With that, he went outside to gather some wood from the shed. He carried in several armloads and stacked them on a rack near the wood stove, then he set to building their first fire.
Lani busied herself in the kitchen. She'd found the icebox all right, and figured out what was what in the cupboard.
"You know, it's strange," she said, holding up a can of string beans and studying it. "An hour ago, I wouldn't have a clue what this says. Now, I can read it with no problem. Is that an effect of the cabin?"
Khamael nodded. "Once someone decides to stay--or has no choice, in your case--the cabin starts magically adapting them to live here."
"Adapting? You mean, kind of like terraforming a world, only doing it with a person?"
"Something like that, yes."
"Cool." Lani smiled and set the can down on the counter. "I can't find a can opener here. Can you help me find it?"
"Sure. Just give me a minute."
He got the fire going, added another log, then closed the doors on the wood stove before joining Lani in the small kitchenette area.
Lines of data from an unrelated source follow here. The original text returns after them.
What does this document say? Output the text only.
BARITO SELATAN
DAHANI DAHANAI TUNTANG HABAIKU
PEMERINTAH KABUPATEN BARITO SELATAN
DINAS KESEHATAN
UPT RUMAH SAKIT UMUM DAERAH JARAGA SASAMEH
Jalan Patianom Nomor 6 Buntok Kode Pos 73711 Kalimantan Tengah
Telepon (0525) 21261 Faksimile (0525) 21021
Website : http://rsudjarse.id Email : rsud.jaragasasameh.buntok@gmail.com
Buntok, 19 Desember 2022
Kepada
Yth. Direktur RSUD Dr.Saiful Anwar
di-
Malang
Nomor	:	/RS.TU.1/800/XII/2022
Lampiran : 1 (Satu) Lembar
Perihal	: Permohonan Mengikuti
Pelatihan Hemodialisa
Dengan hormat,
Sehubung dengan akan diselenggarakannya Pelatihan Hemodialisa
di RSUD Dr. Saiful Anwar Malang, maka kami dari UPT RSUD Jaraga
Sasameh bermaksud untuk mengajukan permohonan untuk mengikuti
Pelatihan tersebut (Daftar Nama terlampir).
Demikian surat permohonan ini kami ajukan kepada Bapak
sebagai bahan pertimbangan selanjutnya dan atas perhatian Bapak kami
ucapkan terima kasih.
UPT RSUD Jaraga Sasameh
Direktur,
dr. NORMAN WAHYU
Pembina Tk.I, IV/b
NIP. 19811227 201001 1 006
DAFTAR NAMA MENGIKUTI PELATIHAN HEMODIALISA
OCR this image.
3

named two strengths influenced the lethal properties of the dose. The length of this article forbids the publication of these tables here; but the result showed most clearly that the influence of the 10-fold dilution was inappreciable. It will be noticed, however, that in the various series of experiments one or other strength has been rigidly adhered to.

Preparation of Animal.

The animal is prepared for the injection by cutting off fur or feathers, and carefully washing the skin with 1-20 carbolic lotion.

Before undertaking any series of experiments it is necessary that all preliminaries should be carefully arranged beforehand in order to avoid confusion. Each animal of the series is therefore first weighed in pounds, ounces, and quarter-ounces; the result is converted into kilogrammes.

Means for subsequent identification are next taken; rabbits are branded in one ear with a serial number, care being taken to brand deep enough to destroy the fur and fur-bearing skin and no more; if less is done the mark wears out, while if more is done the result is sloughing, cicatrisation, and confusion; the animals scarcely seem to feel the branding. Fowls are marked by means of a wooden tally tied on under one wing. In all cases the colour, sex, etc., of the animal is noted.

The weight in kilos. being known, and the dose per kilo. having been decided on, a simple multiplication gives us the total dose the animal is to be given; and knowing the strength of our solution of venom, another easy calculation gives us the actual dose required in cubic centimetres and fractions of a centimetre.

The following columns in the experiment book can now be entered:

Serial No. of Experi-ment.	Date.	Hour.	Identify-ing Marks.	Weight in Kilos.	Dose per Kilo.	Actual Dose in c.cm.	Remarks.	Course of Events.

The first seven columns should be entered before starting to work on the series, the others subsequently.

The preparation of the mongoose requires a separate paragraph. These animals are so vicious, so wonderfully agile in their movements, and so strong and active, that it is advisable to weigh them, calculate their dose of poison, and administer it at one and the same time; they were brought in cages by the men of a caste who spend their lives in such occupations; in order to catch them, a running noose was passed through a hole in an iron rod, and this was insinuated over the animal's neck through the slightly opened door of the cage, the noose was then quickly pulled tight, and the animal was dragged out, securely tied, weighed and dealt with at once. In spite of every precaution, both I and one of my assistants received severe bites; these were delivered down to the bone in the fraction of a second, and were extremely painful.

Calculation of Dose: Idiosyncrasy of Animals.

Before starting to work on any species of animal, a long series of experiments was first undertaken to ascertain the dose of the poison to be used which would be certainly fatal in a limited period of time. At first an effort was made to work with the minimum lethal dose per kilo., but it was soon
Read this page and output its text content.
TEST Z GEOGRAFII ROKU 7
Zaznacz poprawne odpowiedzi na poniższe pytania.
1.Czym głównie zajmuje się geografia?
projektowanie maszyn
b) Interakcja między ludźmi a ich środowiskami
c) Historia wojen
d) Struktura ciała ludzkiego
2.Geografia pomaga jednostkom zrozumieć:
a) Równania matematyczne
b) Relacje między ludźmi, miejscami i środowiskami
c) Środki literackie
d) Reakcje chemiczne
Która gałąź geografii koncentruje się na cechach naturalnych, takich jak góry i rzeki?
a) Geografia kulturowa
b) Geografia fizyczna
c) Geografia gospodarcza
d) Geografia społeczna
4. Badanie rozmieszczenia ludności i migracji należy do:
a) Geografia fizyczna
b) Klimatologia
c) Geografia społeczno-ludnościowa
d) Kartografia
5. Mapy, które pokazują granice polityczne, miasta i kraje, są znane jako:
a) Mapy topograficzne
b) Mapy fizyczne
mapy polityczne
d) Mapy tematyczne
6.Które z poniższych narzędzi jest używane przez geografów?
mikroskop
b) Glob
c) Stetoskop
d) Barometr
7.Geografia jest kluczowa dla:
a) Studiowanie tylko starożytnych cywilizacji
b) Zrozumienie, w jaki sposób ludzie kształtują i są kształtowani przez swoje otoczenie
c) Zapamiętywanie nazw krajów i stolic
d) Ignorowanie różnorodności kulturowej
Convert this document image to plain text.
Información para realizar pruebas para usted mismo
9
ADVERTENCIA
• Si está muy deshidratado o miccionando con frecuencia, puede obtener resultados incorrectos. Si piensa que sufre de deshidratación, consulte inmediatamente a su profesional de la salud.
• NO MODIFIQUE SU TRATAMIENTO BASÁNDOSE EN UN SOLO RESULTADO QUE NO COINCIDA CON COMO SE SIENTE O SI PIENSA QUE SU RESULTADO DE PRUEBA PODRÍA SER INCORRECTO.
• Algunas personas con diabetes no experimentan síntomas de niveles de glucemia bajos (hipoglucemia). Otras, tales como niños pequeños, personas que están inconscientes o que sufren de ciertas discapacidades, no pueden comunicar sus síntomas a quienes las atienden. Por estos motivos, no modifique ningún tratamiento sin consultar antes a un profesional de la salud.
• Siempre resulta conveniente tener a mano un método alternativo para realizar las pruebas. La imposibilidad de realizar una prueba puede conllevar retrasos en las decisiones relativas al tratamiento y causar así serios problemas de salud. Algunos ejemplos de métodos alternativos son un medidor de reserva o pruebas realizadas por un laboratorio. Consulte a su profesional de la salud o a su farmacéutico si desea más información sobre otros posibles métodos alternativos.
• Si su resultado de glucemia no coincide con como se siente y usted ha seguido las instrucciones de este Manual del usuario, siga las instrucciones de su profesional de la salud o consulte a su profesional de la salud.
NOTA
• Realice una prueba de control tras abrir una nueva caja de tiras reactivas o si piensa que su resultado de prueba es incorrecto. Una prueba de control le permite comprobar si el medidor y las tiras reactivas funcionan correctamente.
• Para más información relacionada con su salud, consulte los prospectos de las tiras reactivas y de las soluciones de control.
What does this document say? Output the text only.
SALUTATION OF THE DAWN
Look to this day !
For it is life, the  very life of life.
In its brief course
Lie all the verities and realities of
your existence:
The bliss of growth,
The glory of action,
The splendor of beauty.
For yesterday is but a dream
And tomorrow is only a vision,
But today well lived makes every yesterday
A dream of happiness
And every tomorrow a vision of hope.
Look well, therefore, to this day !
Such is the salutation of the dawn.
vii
He found a can opener and showed her how to use it, then he filled the quava machine to brew some quava. He chose the decaffeinated kind, since it was starting to get late, and Lani didn't need its stimulating effects so close to bedtime. Then he rooted around in the ice box and found a creamy, frozen treat in the freezer section. He set it out to soften up a bit while they ate. Then he dished up some of the dessert afterward.
"So, what do you think so far?" he asked, once they were seated on the sofa.
"So far, I think your world has delicious food, and you are very good company."
"I'm glad to hear that," he laughed. "You're good company, too. I can't wait to introduce you to my family. And to Ronen."
"I'll admit I'm a bit shy, but I'll try to overcome it."
"In this family, you won't have a choice. We're all pretty outgoing."
"I'll look at that as a challenge."
"Good," Khamael said. He leaned his head against hers. "It's been a long time since I've sat and enjoyed an evening with a beautiful woman. I don't know if I'll ever want to go back home."
Lani said nothing, and he looked down at her, a little worried. Her eyes were closed, and her breathing was shallow. He realized she'd fallen asleep.
He smiled and kissed the top of her head. He let her sleep long enough so that she wouldn't awaken easily, then he rose, lifted her off the sofa, and laid her in the bed.
He went back to the sofa and watched her sleep, hoping with all his might that she would grow to love him. He could already feel his heart warming to her, and he wanted her to feel it, too.
Time would tell, he supposed. And if this first day with her was any indication, the future looked to be bright. Very bright, indeed.